Mr Simkin suggested: “But you knew it was true.”
“I don’t know,” replied Holyoak. “I suppose I must have accepted it as being true. I didn’t want it to be.”
Holyoak agreed that his mother was immobile for a significant period of time when she was living initially upstairs and latterly downstairs.
She was, he agreed, on her own for ‘hours and hours’ of each day.

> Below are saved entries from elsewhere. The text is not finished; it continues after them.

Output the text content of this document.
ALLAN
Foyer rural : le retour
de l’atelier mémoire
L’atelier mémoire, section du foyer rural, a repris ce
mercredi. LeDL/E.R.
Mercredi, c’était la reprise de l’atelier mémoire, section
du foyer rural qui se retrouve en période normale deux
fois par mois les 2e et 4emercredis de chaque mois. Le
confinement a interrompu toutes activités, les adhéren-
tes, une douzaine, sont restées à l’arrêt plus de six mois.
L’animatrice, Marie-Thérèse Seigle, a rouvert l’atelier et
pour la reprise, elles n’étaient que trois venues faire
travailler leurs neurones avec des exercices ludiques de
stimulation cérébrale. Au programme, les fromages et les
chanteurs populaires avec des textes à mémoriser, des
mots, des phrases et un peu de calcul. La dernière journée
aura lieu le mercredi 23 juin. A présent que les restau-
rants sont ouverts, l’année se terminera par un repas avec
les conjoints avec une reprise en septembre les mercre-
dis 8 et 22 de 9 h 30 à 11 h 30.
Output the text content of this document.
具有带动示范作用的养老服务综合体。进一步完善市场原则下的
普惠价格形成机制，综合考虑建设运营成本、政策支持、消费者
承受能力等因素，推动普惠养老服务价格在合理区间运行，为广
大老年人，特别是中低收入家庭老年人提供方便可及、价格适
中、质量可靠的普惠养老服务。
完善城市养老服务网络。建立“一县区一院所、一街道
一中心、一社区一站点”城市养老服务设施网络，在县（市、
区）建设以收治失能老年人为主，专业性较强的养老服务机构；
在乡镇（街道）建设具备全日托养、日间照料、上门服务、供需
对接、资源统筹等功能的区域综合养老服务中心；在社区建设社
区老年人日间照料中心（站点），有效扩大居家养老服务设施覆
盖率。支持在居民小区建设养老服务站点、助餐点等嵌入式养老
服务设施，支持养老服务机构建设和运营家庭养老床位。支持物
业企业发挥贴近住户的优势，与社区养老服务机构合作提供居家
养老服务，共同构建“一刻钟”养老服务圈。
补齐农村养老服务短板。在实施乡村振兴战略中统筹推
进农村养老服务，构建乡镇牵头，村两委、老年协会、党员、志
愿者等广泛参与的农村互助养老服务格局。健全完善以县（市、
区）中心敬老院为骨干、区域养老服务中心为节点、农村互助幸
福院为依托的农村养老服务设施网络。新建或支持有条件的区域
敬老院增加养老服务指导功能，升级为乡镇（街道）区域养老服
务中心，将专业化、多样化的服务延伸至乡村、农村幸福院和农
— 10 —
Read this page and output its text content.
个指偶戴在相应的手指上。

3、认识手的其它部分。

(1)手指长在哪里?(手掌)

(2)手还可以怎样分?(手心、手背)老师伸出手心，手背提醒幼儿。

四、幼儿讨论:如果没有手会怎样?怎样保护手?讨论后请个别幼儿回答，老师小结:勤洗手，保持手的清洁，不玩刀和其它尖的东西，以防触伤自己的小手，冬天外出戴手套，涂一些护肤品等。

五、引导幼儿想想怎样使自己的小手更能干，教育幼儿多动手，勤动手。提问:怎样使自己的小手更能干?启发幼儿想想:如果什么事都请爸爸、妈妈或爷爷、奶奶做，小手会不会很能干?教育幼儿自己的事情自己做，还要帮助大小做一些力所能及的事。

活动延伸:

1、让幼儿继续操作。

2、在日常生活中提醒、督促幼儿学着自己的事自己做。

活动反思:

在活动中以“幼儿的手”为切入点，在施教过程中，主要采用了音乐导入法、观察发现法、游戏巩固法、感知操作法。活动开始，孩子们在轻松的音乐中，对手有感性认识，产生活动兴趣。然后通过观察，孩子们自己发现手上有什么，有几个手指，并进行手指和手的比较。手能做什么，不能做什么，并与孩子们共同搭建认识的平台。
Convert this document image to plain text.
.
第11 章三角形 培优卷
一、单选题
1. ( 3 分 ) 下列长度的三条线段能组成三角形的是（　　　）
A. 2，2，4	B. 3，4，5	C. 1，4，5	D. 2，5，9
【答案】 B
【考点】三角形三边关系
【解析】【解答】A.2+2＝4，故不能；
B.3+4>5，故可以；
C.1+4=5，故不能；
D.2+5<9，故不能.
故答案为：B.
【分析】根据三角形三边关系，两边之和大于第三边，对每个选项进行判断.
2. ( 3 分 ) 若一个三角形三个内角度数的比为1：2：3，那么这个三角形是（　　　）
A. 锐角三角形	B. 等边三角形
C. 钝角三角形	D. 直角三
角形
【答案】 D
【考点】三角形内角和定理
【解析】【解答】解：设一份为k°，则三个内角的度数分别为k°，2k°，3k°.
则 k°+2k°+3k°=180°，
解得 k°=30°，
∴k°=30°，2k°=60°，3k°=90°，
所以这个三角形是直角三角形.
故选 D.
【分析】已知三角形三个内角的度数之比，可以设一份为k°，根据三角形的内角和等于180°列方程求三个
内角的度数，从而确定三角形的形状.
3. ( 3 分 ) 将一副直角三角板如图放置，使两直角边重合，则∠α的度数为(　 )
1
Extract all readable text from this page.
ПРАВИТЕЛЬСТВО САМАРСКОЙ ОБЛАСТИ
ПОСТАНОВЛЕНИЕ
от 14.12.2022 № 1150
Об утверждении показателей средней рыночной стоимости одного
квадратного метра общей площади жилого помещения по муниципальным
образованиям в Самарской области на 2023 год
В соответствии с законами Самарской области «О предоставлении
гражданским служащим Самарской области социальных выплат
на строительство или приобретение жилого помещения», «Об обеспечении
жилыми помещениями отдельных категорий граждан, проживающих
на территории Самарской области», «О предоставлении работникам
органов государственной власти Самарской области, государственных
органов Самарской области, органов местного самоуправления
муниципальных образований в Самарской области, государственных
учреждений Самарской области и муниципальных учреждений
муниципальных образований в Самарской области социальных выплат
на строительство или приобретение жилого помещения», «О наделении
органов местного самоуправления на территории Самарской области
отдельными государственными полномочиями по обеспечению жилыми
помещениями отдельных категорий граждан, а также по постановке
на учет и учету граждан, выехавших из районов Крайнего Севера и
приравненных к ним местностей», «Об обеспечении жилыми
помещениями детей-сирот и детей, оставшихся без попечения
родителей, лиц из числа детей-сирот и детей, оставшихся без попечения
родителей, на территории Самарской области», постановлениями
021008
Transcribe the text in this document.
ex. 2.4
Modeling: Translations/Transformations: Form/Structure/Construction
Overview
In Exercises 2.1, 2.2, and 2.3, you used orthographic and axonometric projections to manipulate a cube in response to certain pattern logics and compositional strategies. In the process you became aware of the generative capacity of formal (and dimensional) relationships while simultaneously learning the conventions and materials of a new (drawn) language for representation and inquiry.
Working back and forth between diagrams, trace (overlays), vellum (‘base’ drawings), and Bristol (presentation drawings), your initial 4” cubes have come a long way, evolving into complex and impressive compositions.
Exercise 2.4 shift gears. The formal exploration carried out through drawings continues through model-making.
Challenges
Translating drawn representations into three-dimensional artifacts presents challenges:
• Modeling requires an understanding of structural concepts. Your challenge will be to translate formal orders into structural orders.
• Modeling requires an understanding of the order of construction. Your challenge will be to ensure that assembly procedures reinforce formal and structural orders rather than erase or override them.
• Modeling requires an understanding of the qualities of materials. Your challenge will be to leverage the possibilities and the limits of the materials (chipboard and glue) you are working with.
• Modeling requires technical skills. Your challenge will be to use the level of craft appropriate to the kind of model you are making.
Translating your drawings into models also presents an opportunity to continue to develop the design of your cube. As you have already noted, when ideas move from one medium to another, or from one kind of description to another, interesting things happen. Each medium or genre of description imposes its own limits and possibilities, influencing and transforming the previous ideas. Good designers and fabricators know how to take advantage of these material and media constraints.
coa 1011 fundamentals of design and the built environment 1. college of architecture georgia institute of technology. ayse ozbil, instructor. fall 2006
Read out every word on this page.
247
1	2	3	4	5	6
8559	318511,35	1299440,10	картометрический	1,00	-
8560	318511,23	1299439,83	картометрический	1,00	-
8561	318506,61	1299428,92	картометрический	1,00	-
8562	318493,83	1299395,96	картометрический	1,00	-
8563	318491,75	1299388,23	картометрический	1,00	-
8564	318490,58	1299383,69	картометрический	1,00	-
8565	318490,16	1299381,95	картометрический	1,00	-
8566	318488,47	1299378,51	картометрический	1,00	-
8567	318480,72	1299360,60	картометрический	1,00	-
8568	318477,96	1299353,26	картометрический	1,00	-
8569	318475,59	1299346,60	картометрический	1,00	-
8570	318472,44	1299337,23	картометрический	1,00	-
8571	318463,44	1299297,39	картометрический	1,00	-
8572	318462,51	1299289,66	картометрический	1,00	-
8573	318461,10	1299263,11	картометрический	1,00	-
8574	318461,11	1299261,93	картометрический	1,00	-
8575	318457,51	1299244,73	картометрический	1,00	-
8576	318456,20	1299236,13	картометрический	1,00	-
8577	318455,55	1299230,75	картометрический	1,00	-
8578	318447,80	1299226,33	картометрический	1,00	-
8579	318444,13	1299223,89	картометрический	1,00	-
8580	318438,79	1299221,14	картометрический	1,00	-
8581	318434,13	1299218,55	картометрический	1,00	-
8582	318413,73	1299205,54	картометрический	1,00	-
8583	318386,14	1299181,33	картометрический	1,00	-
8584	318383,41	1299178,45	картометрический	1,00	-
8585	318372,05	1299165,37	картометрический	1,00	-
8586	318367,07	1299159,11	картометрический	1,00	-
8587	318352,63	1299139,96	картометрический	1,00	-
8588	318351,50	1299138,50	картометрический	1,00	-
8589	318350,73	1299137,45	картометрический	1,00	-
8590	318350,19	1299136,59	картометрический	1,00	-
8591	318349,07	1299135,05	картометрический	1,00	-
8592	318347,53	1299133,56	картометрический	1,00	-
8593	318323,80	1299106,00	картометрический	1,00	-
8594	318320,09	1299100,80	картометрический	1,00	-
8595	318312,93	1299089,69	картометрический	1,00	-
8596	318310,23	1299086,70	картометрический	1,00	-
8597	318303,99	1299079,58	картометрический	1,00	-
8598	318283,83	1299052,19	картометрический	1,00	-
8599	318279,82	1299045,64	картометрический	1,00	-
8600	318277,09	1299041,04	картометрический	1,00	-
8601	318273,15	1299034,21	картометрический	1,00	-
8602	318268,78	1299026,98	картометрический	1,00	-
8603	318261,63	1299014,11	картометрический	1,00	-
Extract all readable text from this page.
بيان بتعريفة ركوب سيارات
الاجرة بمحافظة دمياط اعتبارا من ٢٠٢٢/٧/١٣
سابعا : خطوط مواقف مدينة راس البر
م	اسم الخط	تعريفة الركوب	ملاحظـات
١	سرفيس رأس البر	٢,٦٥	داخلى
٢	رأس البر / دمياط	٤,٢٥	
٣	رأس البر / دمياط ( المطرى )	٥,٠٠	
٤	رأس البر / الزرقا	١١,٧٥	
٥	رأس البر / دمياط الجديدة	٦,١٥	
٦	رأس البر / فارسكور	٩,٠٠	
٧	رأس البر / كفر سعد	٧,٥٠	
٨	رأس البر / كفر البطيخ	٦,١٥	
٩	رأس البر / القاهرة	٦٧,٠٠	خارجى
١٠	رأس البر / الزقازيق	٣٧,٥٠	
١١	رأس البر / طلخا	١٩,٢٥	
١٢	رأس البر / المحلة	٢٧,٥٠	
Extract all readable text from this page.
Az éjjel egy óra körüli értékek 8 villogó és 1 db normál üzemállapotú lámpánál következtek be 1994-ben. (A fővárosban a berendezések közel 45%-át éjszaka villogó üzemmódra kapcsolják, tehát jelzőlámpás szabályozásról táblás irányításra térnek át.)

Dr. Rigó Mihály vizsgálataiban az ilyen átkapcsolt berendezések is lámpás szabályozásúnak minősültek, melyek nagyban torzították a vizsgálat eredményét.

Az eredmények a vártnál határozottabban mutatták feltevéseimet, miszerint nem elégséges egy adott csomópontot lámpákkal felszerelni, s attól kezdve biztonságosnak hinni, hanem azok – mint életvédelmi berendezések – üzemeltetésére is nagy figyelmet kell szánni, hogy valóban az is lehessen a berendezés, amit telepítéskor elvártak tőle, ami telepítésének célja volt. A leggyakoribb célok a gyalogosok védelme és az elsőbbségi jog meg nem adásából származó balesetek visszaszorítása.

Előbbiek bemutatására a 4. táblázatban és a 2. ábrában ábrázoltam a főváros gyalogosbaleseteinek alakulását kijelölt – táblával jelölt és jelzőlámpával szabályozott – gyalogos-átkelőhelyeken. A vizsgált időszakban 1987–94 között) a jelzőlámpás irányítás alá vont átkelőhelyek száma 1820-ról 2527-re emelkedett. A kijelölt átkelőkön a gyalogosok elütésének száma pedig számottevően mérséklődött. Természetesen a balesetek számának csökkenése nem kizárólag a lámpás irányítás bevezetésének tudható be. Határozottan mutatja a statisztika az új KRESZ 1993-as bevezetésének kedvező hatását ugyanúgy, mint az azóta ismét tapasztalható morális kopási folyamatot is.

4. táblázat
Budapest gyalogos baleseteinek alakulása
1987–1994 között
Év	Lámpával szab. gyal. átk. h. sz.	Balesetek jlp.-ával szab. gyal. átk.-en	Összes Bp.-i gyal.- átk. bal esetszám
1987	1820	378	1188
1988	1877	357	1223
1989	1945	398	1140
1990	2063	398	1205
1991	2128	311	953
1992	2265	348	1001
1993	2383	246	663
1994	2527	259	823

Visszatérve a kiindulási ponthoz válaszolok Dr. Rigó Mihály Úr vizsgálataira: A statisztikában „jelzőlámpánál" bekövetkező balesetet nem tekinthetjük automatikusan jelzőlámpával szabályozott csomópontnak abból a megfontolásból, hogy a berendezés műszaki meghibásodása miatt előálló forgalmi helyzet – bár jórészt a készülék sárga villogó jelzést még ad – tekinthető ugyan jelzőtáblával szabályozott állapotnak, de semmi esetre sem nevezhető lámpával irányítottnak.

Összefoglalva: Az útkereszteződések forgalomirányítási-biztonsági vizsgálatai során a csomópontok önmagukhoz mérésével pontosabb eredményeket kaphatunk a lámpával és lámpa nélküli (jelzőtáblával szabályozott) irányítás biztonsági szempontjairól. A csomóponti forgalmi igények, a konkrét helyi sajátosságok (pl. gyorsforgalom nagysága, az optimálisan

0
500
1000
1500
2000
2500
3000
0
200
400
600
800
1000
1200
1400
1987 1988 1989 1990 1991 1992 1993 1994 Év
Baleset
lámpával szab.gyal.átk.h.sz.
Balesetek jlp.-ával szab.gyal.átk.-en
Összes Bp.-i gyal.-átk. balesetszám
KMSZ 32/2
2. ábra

He said he hadn’t detected the smell of bodily excretions in her downstairs living area, nor seen any of her pressure sores.
It was put to Holyoak that neither he nor Morgan made sure she was moved properly from time to time to ensure she didn’t develop these sores.
“It hadn’t occurred to me to do so,” said Holyoak.
It was suggested by Mr Simkin that neither he nor Morgan ensured she was eating enough, and that in October, 2020, Holyoak knew she was malnourished..
“We tried to get her to eat,” he said. “We tried but we couldn’t physically force her to eat if she didn’t want to.”
When asked the same question in relation to water, Holyoak responded: “As far as I knew she was taking water.”
“You must accept,” suggested Mr Simkin, “that you didn’t check properly. Otherwise she wouldn’t have become dehydrated.”
Holyoak replied: “Yes.”
He agreed neither he nor Morgan ensured she had a safe and hygienic environment in which to live; that they hadn’t ensured she was kept in a hygienic physical state; nor cleaned of her bodily excretions.
Holyoak further accepted neither he nor Morgan ensured her physical health needs were met.
Both Holyoak and Morgan maintain they were respecting her wishes not to seek medical help. Mr Simkin suggested to Holyoak it ‘wasn’t physically difficult’ to have disobeyed Mrs Morgan By summoning assistance.
Mr Simkin asked: “I know it is hard, Mr Holyoak, but even when you knew she was withering away, you didn’t call for help, did you?”
Holyoak replied: “No.”
All evidence has now been heard in the case. Next week, barristers will deliver closing speeches to jurors.
Members of the jury will then hear Her Honour Judge Goddard KC give directions of law and sum up evidence before they retire to consider their verdicts.